Le 12 mars 2007, un pacte national de stabilité sociale a été conclu par les trois principaux partis politiques – le Parti africain pour l'indépendance du Cap Vert de Guinée (Partido Africano de Independência da Guiné e Cabo Verde – PAIGC), le Parti du renouveau social (Partido da Renovacao Social – PRS) et le Parti démocrate social uni (Partido Unido Social Democratico – PUSD), selon les termes duquel le poste de Premier ministre doit revenir à un membre du PAIGC et les postes ministériels seront attribués selon la répartition suivante : 40 % pour le PAIGC, 40 % pour le PRS, 17 % pour le PUSD et 3 % pour d'autres partis et membres de la société civile. Des élections législatives devraient se dérouler en octobre ou novembre 2008.

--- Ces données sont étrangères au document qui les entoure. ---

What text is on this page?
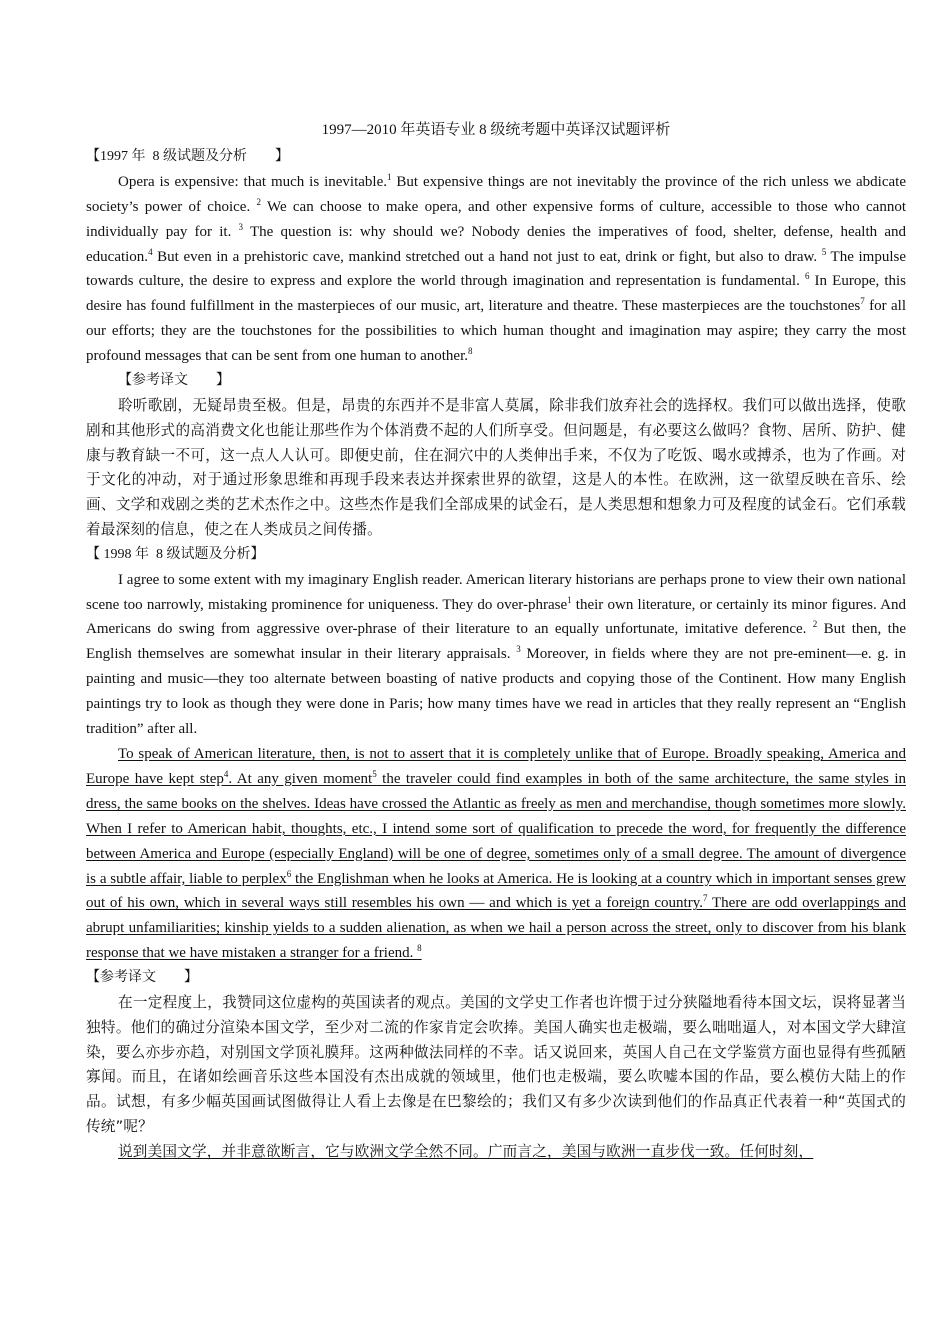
1997—2010 年英语专业 8 级统考题中英译汉试题评析

【1997 年  8 级试题及分析        】

Opera is expensive: that much is inevitable.$^1$ But expensive things are not inevitably the province of the rich unless we abdicate society’s power of choice. $^2$ We can choose to make opera, and other expensive forms of culture, accessible to those who cannot individually pay for it. $^3$ The question is: why should we? Nobody denies the imperatives of food, shelter, defense, health and education.$^4$ But even in a prehistoric cave, mankind stretched out a hand not just to eat, drink or fight, but also to draw. $^5$ The impulse towards culture, the desire to express and explore the world through imagination and representation is fundamental. $^6$ In Europe, this desire has found fulfillment in the masterpieces of our music, art, literature and theatre. These masterpieces are the touchstones$^7$ for all our efforts; they are the touchstones for the possibilities to which human thought and imagination may aspire; they carry the most profound messages that can be sent from one human to another.$^8$

【参考译文        】

聆听歌剧，无疑昂贵至极。但是，昂贵的东西并不是非富人莫属，除非我们放弃社会的选择权。我们可以做出选择，使歌剧和其他形式的高消费文化也能让那些作为个体消费不起的人们所享受。但问题是，有必要这么做吗？食物、居所、防护、健康与教育缺一不可，这一点人人认可。即便史前，住在洞穴中的人类伸出手来，不仅为了吃饭、喝水或搏杀，也为了作画。对于文化的冲动，对于通过形象思维和再现手段来表达并探索世界的欲望，这是人的本性。在欧洲，这一欲望反映在音乐、绘画、文学和戏剧之类的艺术杰作之中。这些杰作是我们全部成果的试金石，是人类思想和想象力可及程度的试金石。它们承载着最深刻的信息，使之在人类成员之间传播。

【 1998 年  8 级试题及分析】

I agree to some extent with my imaginary English reader. American literary historians are perhaps prone to view their own national scene too narrowly, mistaking prominence for uniqueness. They do over-phrase$^1$ their own literature, or certainly its minor figures. And Americans do swing from aggressive over-phrase of their literature to an equally unfortunate, imitative deference. $^2$ But then, the English themselves are somewhat insular in their literary appraisals. $^3$ Moreover, in fields where they are not pre-eminent—e. g. in painting and music—they too alternate between boasting of native products and copying those of the Continent. How many English paintings try to look as though they were done in Paris; how many times have we read in articles that they really represent an “English tradition” after all.

To speak of American literature, then, is not to assert that it is completely unlike that of Europe. Broadly speaking, America and Europe have kept step$^4$. At any given moment$^5$ the traveler could find examples in both of the same architecture, the same styles in dress, the same books on the shelves. Ideas have crossed the Atlantic as freely as men and merchandise, though sometimes more slowly. When I refer to American habit, thoughts, etc., I intend some sort of qualification to precede the word, for frequently the difference between America and Europe (especially England) will be one of degree, sometimes only of a small degree. The amount of divergence is a subtle affair, liable to perplex$^6$ the Englishman when he looks at America. He is looking at a country which in important senses grew out of his own, which in several ways still resembles his own — and which is yet a foreign country.$^7$ There are odd overlappings and abrupt unfamiliarities; kinship yields to a sudden alienation, as when we hail a person across the street, only to discover from his blank response that we have mistaken a stranger for a friend. $^8$

【参考译文        】

在一定程度上，我赞同这位虚构的英国读者的观点。美国的文学史工作者也许惯于过分狭隘地看待本国文坛，误将显著当独特。他们的确过分渲染本国文学，至少对二流的作家肯定会吹捧。美国人确实也走极端，要么咄咄逼人，对本国文学大肆渲染，要么亦步亦趋，对别国文学顶礼膜拜。这两种做法同样的不幸。话又说回来，英国人自己在文学鉴赏方面也显得有些孤陋寡闻。而且，在诸如绘画音乐这些本国没有杰出成就的领域里，他们也走极端，要么吹嘘本国的作品，要么模仿大陆上的作品。试想，有多少幅英国画试图做得让人看上去像是在巴黎绘的；我们又有多少次读到他们的作品真正代表着一种“英国式的传统”呢？

说到美国文学，并非意欲断言，它与欧洲文学全然不同。广而言之，美国与欧洲一直步伐一致。任何时刻，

Le 10 juillet 2007, le Conseil de sécurité a d'autre part exprimé sa préoccupation devant "l'inquiétante augmentation du crime organisé, du trafic de drogue et de la prolifération des armes légères" dans le pays.2

Par ailleurs, alors que la collusion entre le PRS et les militaires depuis la fin de la guerre civile en 1998 a conduit à une immixtion croissante du corps militaire dans les affaires politiques et gouvernementales, d'autant plus que les deux groupes sont composées de personnalités balantas,3 la décision du Président, en octobre 2007, de démettre de ses fonctions le Ministre de l'Intérieur et de nommer un membre du PRS a renforcé le sentiment d'une pression militaire et d'une interférence de l'armée dans les affaires politiques. Il a en effet été démontré que ce sont des tensions croissantes entre le Chef des forces armées et le Ministre de l'Intérieur qui ont conduit à la destitution et au remplacement de ce dernier par un candidat du PRS qui était soutenu par les militaires.

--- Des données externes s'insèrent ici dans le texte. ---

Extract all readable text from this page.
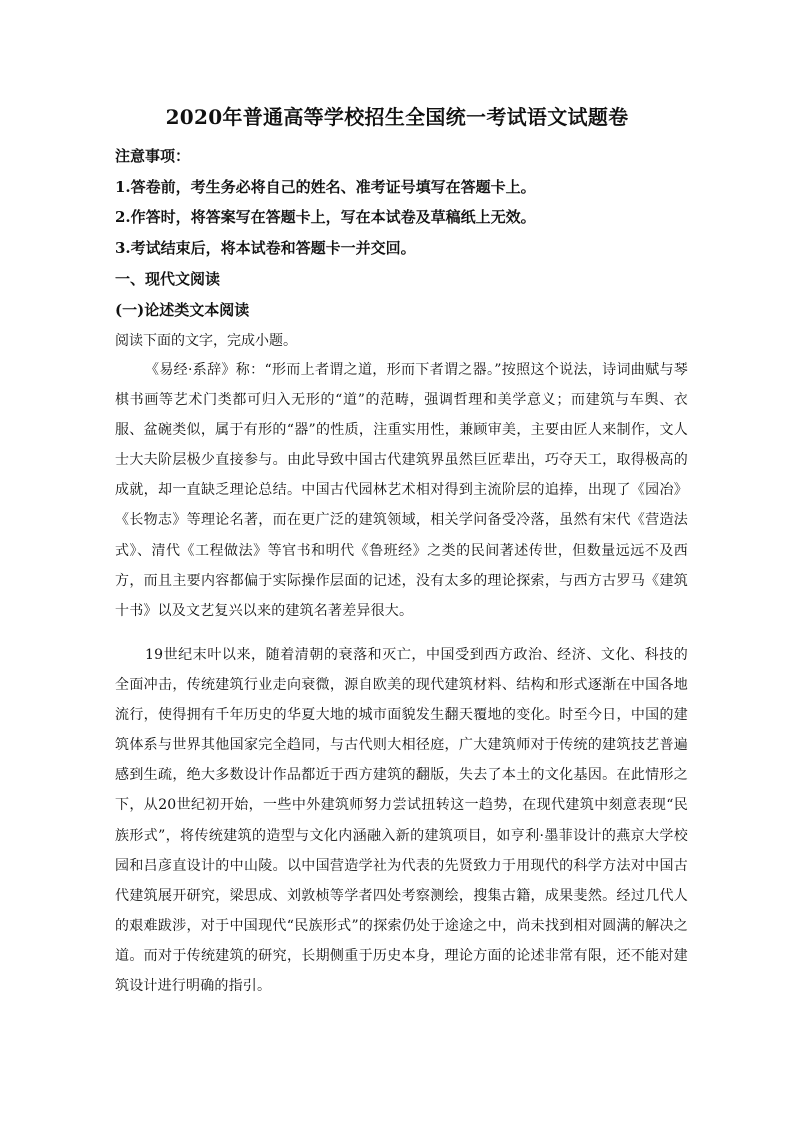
2020年普通高等学校招生全国统一考试语文试题卷
注意事项：
1.答卷前，考生务必将自己的姓名、准考证号填写在答题卡上。
2.作答时，将答案写在答题卡上，写在本试卷及草稿纸上无效。
3.考试结束后，将本试卷和答题卡一并交回。
一、现代文阅读
(一)论述类文本阅读
阅读下面的文字，完成小题。

《易经·系辞》称：“形而上者谓之道，形而下者谓之器。”按照这个说法，诗词曲赋与琴棋书画等艺术门类都可归入无形的“道”的范畴，强调哲理和美学意义；而建筑与车舆、衣服、盆碗类似，属于有形的“器”的性质，注重实用性，兼顾审美，主要由匠人来制作，文人士大夫阶层极少直接参与。由此导致中国古代建筑界虽然巨匠辈出，巧夺天工，取得极高的成就，却一直缺乏理论总结。中国古代园林艺术相对得到主流阶层的追捧，出现了《园冶》《长物志》等理论名著，而在更广泛的建筑领域，相关学问备受冷落，虽然有宋代《营造法式》、清代《工程做法》等官书和明代《鲁班经》之类的民间著述传世，但数量远远不及西方，而且主要内容都偏于实际操作层面的记述，没有太多的理论探索，与西方古罗马《建筑十书》以及文艺复兴以来的建筑名著差异很大。

19世纪末叶以来，随着清朝的衰落和灭亡，中国受到西方政治、经济、文化、科技的全面冲击，传统建筑行业走向衰微，源自欧美的现代建筑材料、结构和形式逐渐在中国各地流行，使得拥有千年历史的华夏大地的城市面貌发生翻天覆地的变化。时至今日，中国的建筑体系与世界其他国家完全趋同，与古代则大相径庭，广大建筑师对于传统的建筑技艺普遍感到生疏，绝大多数设计作品都近于西方建筑的翻版，失去了本土的文化基因。在此情形之下，从20世纪初开始，一些中外建筑师努力尝试扭转这一趋势，在现代建筑中刻意表现“民族形式”，将传统建筑的造型与文化内涵融入新的建筑项目，如亨利·墨菲设计的燕京大学校园和吕彦直设计的中山陵。以中国营造学社为代表的先贤致力于用现代的科学方法对中国古代建筑展开研究，梁思成、刘敦桢等学者四处考察测绘，搜集古籍，成果斐然。经过几代人的艰难跋涉，对于中国现代“民族形式”的探索仍处于途途之中，尚未找到相对圆满的解决之道。而对于传统建筑的研究，长期侧重于历史本身，理论方面的论述非常有限，还不能对建筑设计进行明确的指引。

Dans ce contexte, les organisations de la société civile opèrent dans un environnement hostile, dans un climat de méfiance, de peur et d'insécurité. En plus d'actes d'intimidation, des actions judiciaires sont employées afin de faire obstacle au travail des défenseurs des droits de l'Homme. Des poursuites judiciaires sont ainsi régulièrement intentées à l'encontre de ces derniers, notamment pour diffamation. En outre, les rassemblements pacifiques sont interdits, menaçant ainsi sérieusement les libertés d'expression, de la presse et de rassemblement.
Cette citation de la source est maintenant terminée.